A concerned resident last week reported that “many of the hemlock trees in the Riverside neighborhood have woolly adelgid on them and will likely die from this pest.” She added that treatment is not expensive and would be helpful in saving the trees.

Robert Wells, Wells Tree and Landscape founder and associate director of the Morris Arboretum at the University of Pennsylvania, noted that the hemlock woolly adelgid (HWA), native to East Asia, has been around for 30-40 years. Hemlocks face many challenges, he said, but pockets of hemlocks have adapted and are doing quite well.

Princeton Arborist Taylor Sapudar commented on the HWA problem, but suggested that hemlocks, more prevalent in New England, are not currently the Princeton tree community’s greatest concern. “I don’t see hemlocks planted as much now as in the 1940s, ’50s, and ’60s,” he said. “On older properties, in the Western Section of town, on Boudinot and Library Place, you see a lot of them, many hemlock hedges planted in the 1960s, but in developments now you don’t see them.”

Sapudar pointed out that infestations of the HWA appear in the form of a white cottony substance, the insect’s egg sacs, showing up at this time of year on the underside of the leaves. “Look for a small white cotton substance,” he said, “but don’t confuse that substance with the natural underside of the hemlock leaf, which displays two white lines called lenticels that are like the lungs of the leaf.”

Sapudar recommended contacting a local arborist who has the equipment to apply the horticultural oil to suffocate the insect if signs of HWA are detected on the hemlock leaves. “Home Depot sells horticultural soap that you can spray, but a homeowner is not going to be able to apply it as efficiently and effectively as a local tree care company with the compressors and guns that can spray a big tree,” he said.

Wells also recommended a professional application of oils or soaps and warned against the use of pesticides, which can do more harm than good if applied sloppily. He stated that hemlocks can be kept healthy for many years with proper attention and careful use of horticultural oils and soaps.

The HWA, related to aphids, is only about a millimeter in size — a flat, black oval with a ring of white wax around its perimeter. The insect injures the tree by sucking up plant sap and introducing a toxin into the tree that eventually damages the vascular system. Hemlocks suffering from previous stresses, if untreated, could succumb to this damage in as little as three years.

“If people are going to plant them, they should be prepared to do a spray twice a year to keep the adelgid off,” Sapudar said.

It is the emerald ash borer (EAB), however, that poses the direst threat. Wells and Sapudar agree on the EAB’s devastating effects on Princeton’s ash trees. “We saw it coming more than 10 years ago,” said Wells. “There were predictions that it would kill every ash out there, and that’s what it’s doing.”

Wells described the EAB as a “secretive borer,” visible only when it emerges in the spring but probably present whenever woodpeckers are heard pecking away the bark to uncover them. “Almost every ash tree will be affected,” Wells said. “They’re goners.”

Wells advised that ash trees be taken care of preemptively by either being treated or taken out. “By the time you see the effects, it’s too late,” he said.

Wells noted that trees that had been treated were surviving. He cited 17 ashes in Marquand Park that have been treated proactively in three cycles, now every other year, and are currently thriving.

Sapudar pointed out that the municipality treated a number of ashes last spring, but for the most part the plan is for mass removal. “If they’re there they mostly have the EAB, and we’re removing them, but we’re also working on replacing trees as well,” he said.

Princeton Council has allocated funds for removing the larger trees and problematic trees that the Department of Public works cannot handle in-house.

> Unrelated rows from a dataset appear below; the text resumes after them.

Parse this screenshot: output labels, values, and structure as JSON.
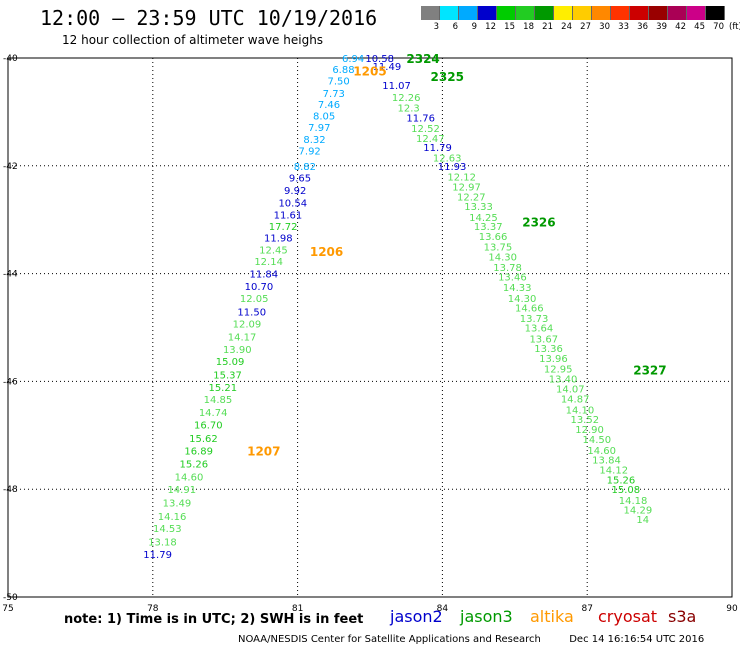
{
  "title": "12:00 – 23:59 UTC 10/19/2016",
  "subtitle": "12 hour collection of altimeter wave heighs",
  "color_scale": {
    "labels": [
      "3",
      "6",
      "9",
      "12",
      "15",
      "18",
      "21",
      "24",
      "27",
      "30",
      "33",
      "36",
      "39",
      "42",
      "45",
      "70"
    ],
    "unit": "(ft)",
    "colors": [
      "#808080",
      "#00e5ff",
      "#00aaff",
      "#0000cc",
      "#00cc00",
      "#22cc22",
      "#009900",
      "#ffee00",
      "#ffcc00",
      "#ff8800",
      "#ff3300",
      "#cc0000",
      "#990000",
      "#aa0055",
      "#cc0088",
      "#000000"
    ]
  },
  "note": "note:  1) Time is in UTC;  2) SWH is in feet",
  "satellites": [
    {
      "name": "jason2",
      "color": "#0000cc"
    },
    {
      "name": "jason3",
      "color": "#009900"
    },
    {
      "name": "altika",
      "color": "#ff9900"
    },
    {
      "name": "cryosat",
      "color": "#cc0000"
    },
    {
      "name": "s3a",
      "color": "#880000"
    }
  ],
  "footer_left": "NOAA/NESDIS Center for Satellite Applications and Research",
  "footer_right": "Dec 14 16:16:54 UTC 2016",
  "chart_data": {
    "type": "scatter",
    "x_ticks": [
      "75",
      "78",
      "81",
      "84",
      "87",
      "90"
    ],
    "y_ticks": [
      "-40",
      "-42",
      "-44",
      "-46",
      "-48",
      "-50"
    ],
    "xlim": [
      75,
      90
    ],
    "ylim": [
      -50,
      -40
    ],
    "grid": true,
    "time_labels": [
      {
        "text": "2324",
        "lon": 83.6,
        "lat": -40.02,
        "color": "#009900"
      },
      {
        "text": "2325",
        "lon": 84.1,
        "lat": -40.35,
        "color": "#009900"
      },
      {
        "text": "2326",
        "lon": 86.0,
        "lat": -43.05,
        "color": "#009900"
      },
      {
        "text": "2327",
        "lon": 88.3,
        "lat": -45.8,
        "color": "#009900"
      },
      {
        "text": "1205",
        "lon": 82.5,
        "lat": -40.25,
        "color": "#ff9900"
      },
      {
        "text": "1206",
        "lon": 81.6,
        "lat": -43.6,
        "color": "#ff9900"
      },
      {
        "text": "1207",
        "lon": 80.3,
        "lat": -47.3,
        "color": "#ff9900"
      }
    ],
    "swh_points": [
      {
        "text": "6.94",
        "lon": 82.15,
        "lat": -40.0,
        "color": "#00aaff"
      },
      {
        "text": "6.88",
        "lon": 81.95,
        "lat": -40.2,
        "color": "#00aaff"
      },
      {
        "text": "7.50",
        "lon": 81.85,
        "lat": -40.42,
        "color": "#00aaff"
      },
      {
        "text": "7.73",
        "lon": 81.75,
        "lat": -40.65,
        "color": "#00aaff"
      },
      {
        "text": "7.46",
        "lon": 81.65,
        "lat": -40.85,
        "color": "#00aaff"
      },
      {
        "text": "8.05",
        "lon": 81.55,
        "lat": -41.07,
        "color": "#00aaff"
      },
      {
        "text": "7.97",
        "lon": 81.45,
        "lat": -41.28,
        "color": "#00aaff"
      },
      {
        "text": "8.32",
        "lon": 81.35,
        "lat": -41.5,
        "color": "#00aaff"
      },
      {
        "text": "7.92",
        "lon": 81.25,
        "lat": -41.72,
        "color": "#00aaff"
      },
      {
        "text": "8.82",
        "lon": 81.15,
        "lat": -42.0,
        "color": "#00aaff"
      },
      {
        "text": "9.65",
        "lon": 81.05,
        "lat": -42.22,
        "color": "#0000cc"
      },
      {
        "text": "9.92",
        "lon": 80.95,
        "lat": -42.45,
        "color": "#0000cc"
      },
      {
        "text": "10.54",
        "lon": 80.9,
        "lat": -42.68,
        "color": "#0000cc"
      },
      {
        "text": "11.61",
        "lon": 80.8,
        "lat": -42.9,
        "color": "#0000cc"
      },
      {
        "text": "17.72",
        "lon": 80.7,
        "lat": -43.12,
        "color": "#22cc22"
      },
      {
        "text": "11.98",
        "lon": 80.6,
        "lat": -43.33,
        "color": "#0000cc"
      },
      {
        "text": "12.45",
        "lon": 80.5,
        "lat": -43.55,
        "color": "#55dd55"
      },
      {
        "text": "12.14",
        "lon": 80.4,
        "lat": -43.77,
        "color": "#55dd55"
      },
      {
        "text": "11.84",
        "lon": 80.3,
        "lat": -44.0,
        "color": "#0000cc"
      },
      {
        "text": "10.70",
        "lon": 80.2,
        "lat": -44.23,
        "color": "#0000cc"
      },
      {
        "text": "12.05",
        "lon": 80.1,
        "lat": -44.45,
        "color": "#55dd55"
      },
      {
        "text": "11.50",
        "lon": 80.05,
        "lat": -44.7,
        "color": "#0000cc"
      },
      {
        "text": "12.09",
        "lon": 79.95,
        "lat": -44.93,
        "color": "#55dd55"
      },
      {
        "text": "14.17",
        "lon": 79.85,
        "lat": -45.17,
        "color": "#55dd55"
      },
      {
        "text": "13.90",
        "lon": 79.75,
        "lat": -45.4,
        "color": "#55dd55"
      },
      {
        "text": "15.09",
        "lon": 79.6,
        "lat": -45.62,
        "color": "#22cc22"
      },
      {
        "text": "15.37",
        "lon": 79.55,
        "lat": -45.87,
        "color": "#22cc22"
      },
      {
        "text": "15.21",
        "lon": 79.45,
        "lat": -46.1,
        "color": "#22cc22"
      },
      {
        "text": "14.85",
        "lon": 79.35,
        "lat": -46.33,
        "color": "#55dd55"
      },
      {
        "text": "14.74",
        "lon": 79.25,
        "lat": -46.57,
        "color": "#55dd55"
      },
      {
        "text": "16.70",
        "lon": 79.15,
        "lat": -46.8,
        "color": "#22cc22"
      },
      {
        "text": "15.62",
        "lon": 79.05,
        "lat": -47.05,
        "color": "#22cc22"
      },
      {
        "text": "16.89",
        "lon": 78.95,
        "lat": -47.28,
        "color": "#22cc22"
      },
      {
        "text": "15.26",
        "lon": 78.85,
        "lat": -47.52,
        "color": "#22cc22"
      },
      {
        "text": "14.60",
        "lon": 78.75,
        "lat": -47.76,
        "color": "#55dd55"
      },
      {
        "text": "14.91",
        "lon": 78.6,
        "lat": -48.0,
        "color": "#55dd55"
      },
      {
        "text": "13.49",
        "lon": 78.5,
        "lat": -48.25,
        "color": "#55dd55"
      },
      {
        "text": "14.16",
        "lon": 78.4,
        "lat": -48.5,
        "color": "#55dd55"
      },
      {
        "text": "14.53",
        "lon": 78.3,
        "lat": -48.72,
        "color": "#55dd55"
      },
      {
        "text": "13.18",
        "lon": 78.2,
        "lat": -48.97,
        "color": "#55dd55"
      },
      {
        "text": "11.79",
        "lon": 78.1,
        "lat": -49.2,
        "color": "#0000cc"
      },
      {
        "text": "10.58",
        "lon": 82.7,
        "lat": -40.0,
        "color": "#0000cc"
      },
      {
        "text": "11.49",
        "lon": 82.85,
        "lat": -40.15,
        "color": "#0000cc"
      },
      {
        "text": "11.07",
        "lon": 83.05,
        "lat": -40.5,
        "color": "#0000cc"
      },
      {
        "text": "12.26",
        "lon": 83.25,
        "lat": -40.72,
        "color": "#55dd55"
      },
      {
        "text": "12.3",
        "lon": 83.3,
        "lat": -40.92,
        "color": "#55dd55"
      },
      {
        "text": "11.76",
        "lon": 83.55,
        "lat": -41.1,
        "color": "#0000cc"
      },
      {
        "text": "12.52",
        "lon": 83.65,
        "lat": -41.3,
        "color": "#55dd55"
      },
      {
        "text": "12.47",
        "lon": 83.75,
        "lat": -41.48,
        "color": "#55dd55"
      },
      {
        "text": "11.79",
        "lon": 83.9,
        "lat": -41.65,
        "color": "#0000cc"
      },
      {
        "text": "12.63",
        "lon": 84.1,
        "lat": -41.85,
        "color": "#55dd55"
      },
      {
        "text": "11.93",
        "lon": 84.2,
        "lat": -42.0,
        "color": "#0000cc"
      },
      {
        "text": "12.12",
        "lon": 84.4,
        "lat": -42.2,
        "color": "#55dd55"
      },
      {
        "text": "12.97",
        "lon": 84.5,
        "lat": -42.38,
        "color": "#55dd55"
      },
      {
        "text": "12.27",
        "lon": 84.6,
        "lat": -42.57,
        "color": "#55dd55"
      },
      {
        "text": "13.33",
        "lon": 84.75,
        "lat": -42.75,
        "color": "#55dd55"
      },
      {
        "text": "14.25",
        "lon": 84.85,
        "lat": -42.95,
        "color": "#55dd55"
      },
      {
        "text": "13.37",
        "lon": 84.95,
        "lat": -43.12,
        "color": "#55dd55"
      },
      {
        "text": "13.66",
        "lon": 85.05,
        "lat": -43.3,
        "color": "#55dd55"
      },
      {
        "text": "13.75",
        "lon": 85.15,
        "lat": -43.5,
        "color": "#55dd55"
      },
      {
        "text": "14.30",
        "lon": 85.25,
        "lat": -43.68,
        "color": "#55dd55"
      },
      {
        "text": "13.78",
        "lon": 85.35,
        "lat": -43.88,
        "color": "#55dd55"
      },
      {
        "text": "13.46",
        "lon": 85.45,
        "lat": -44.05,
        "color": "#55dd55"
      },
      {
        "text": "14.33",
        "lon": 85.55,
        "lat": -44.25,
        "color": "#55dd55"
      },
      {
        "text": "14.30",
        "lon": 85.65,
        "lat": -44.45,
        "color": "#55dd55"
      },
      {
        "text": "14.66",
        "lon": 85.8,
        "lat": -44.63,
        "color": "#55dd55"
      },
      {
        "text": "13.73",
        "lon": 85.9,
        "lat": -44.82,
        "color": "#55dd55"
      },
      {
        "text": "13.64",
        "lon": 86.0,
        "lat": -45.0,
        "color": "#55dd55"
      },
      {
        "text": "13.67",
        "lon": 86.1,
        "lat": -45.2,
        "color": "#55dd55"
      },
      {
        "text": "13.36",
        "lon": 86.2,
        "lat": -45.38,
        "color": "#55dd55"
      },
      {
        "text": "13.96",
        "lon": 86.3,
        "lat": -45.57,
        "color": "#55dd55"
      },
      {
        "text": "12.95",
        "lon": 86.4,
        "lat": -45.76,
        "color": "#55dd55"
      },
      {
        "text": "13.40",
        "lon": 86.5,
        "lat": -45.95,
        "color": "#55dd55"
      },
      {
        "text": "14.07",
        "lon": 86.65,
        "lat": -46.13,
        "color": "#55dd55"
      },
      {
        "text": "14.87",
        "lon": 86.75,
        "lat": -46.32,
        "color": "#55dd55"
      },
      {
        "text": "14.10",
        "lon": 86.85,
        "lat": -46.52,
        "color": "#55dd55"
      },
      {
        "text": "13.52",
        "lon": 86.95,
        "lat": -46.7,
        "color": "#55dd55"
      },
      {
        "text": "12.90",
        "lon": 87.05,
        "lat": -46.88,
        "color": "#55dd55"
      },
      {
        "text": "14.50",
        "lon": 87.2,
        "lat": -47.07,
        "color": "#55dd55"
      },
      {
        "text": "14.60",
        "lon": 87.3,
        "lat": -47.27,
        "color": "#55dd55"
      },
      {
        "text": "13.84",
        "lon": 87.4,
        "lat": -47.45,
        "color": "#55dd55"
      },
      {
        "text": "14.12",
        "lon": 87.55,
        "lat": -47.63,
        "color": "#55dd55"
      },
      {
        "text": "15.26",
        "lon": 87.7,
        "lat": -47.82,
        "color": "#22cc22"
      },
      {
        "text": "15.08",
        "lon": 87.8,
        "lat": -48.0,
        "color": "#22cc22"
      },
      {
        "text": "14.18",
        "lon": 87.95,
        "lat": -48.2,
        "color": "#55dd55"
      },
      {
        "text": "14.29",
        "lon": 88.05,
        "lat": -48.38,
        "color": "#55dd55"
      },
      {
        "text": "14",
        "lon": 88.15,
        "lat": -48.55,
        "color": "#55dd55"
      }
    ]
  }
}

Another non-native Asian species, the spotted lanternfly, has appeared locally in the last couple of years, spreading quite rapidly, Wells said. Sapudar added that they had been seen on ailanthus trees in Princeton.
They can cause significant damage to trees. When they feed they take in a lot of material and excrete it back out again as a sugary substance called honeydew. “It makes a big mess and is attractive to other small insects, including wasps and bees,” said Wells.

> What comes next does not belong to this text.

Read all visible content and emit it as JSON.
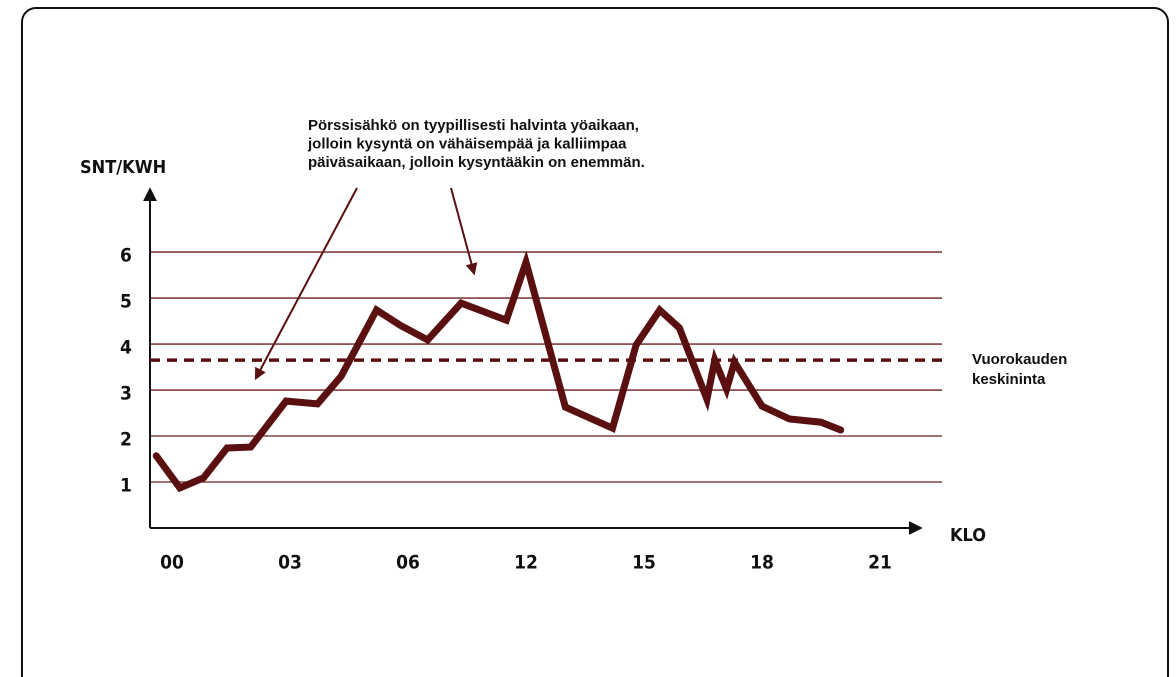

The biggest lanternfly threat, Wells said, is to agriculture: grapes and apples in particular. “For homeowners,” Wells said, “it’s not much of a threat at all.”

The spotted lanternfly is approximately one-inch long with gray and black spotted forewings and hindwings that are contrasting patches of red and black with a white band. The abdomen is yellow with broad black bands, and the legs and head are black.